Collection of appropriate and good-quality specimens avoiding contamination with resident flora remains an elementary component for laboratory diagnosis of bone and joint infection. 21 Bone biopsy and deep tissue culture specimens are preferred.15,19,21–23 Incorporating appropriate anaerobic transport media can also improve rates of anaerobe isolation.12,20
The management of chronic osteomyelitis requires long-lasting arrest of the infection which almost inevitably means surgical debridement, dead space management and restoration of bone stability in addition to systemic targeted antimicrobial therapy.24,25 Biofilm must be countered to avoid treatment failure. 26
Regional resistance profile data of prevalent pathogens is essential for the effective management of chronic osteomyelitis cases.

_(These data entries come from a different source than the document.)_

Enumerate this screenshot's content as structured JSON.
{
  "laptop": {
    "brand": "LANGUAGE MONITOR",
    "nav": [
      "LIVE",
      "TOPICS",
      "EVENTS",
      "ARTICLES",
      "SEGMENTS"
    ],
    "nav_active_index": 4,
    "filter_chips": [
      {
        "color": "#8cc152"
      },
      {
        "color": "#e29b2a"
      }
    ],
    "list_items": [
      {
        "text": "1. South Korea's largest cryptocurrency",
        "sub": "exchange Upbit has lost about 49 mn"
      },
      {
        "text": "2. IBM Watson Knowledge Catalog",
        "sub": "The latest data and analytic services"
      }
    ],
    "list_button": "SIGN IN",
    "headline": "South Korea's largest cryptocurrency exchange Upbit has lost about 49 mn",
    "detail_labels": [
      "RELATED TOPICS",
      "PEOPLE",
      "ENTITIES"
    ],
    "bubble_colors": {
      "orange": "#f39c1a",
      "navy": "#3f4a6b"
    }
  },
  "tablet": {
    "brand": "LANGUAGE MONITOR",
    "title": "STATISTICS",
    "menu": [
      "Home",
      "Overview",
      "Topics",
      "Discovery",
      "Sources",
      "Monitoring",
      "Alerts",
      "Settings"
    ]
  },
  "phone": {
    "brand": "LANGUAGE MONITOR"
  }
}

Declaration of conflicting interests
The author(s) declared no potential conflicts of interest with respect to the research, authorship, and/or publication of this article.
Funding
The author(s) received the following financial support for the research, authorship, and/or publication of this article: This study was conducted as a part of Manipal Academy Higher Education (MAHE) Seed Money Research (2016).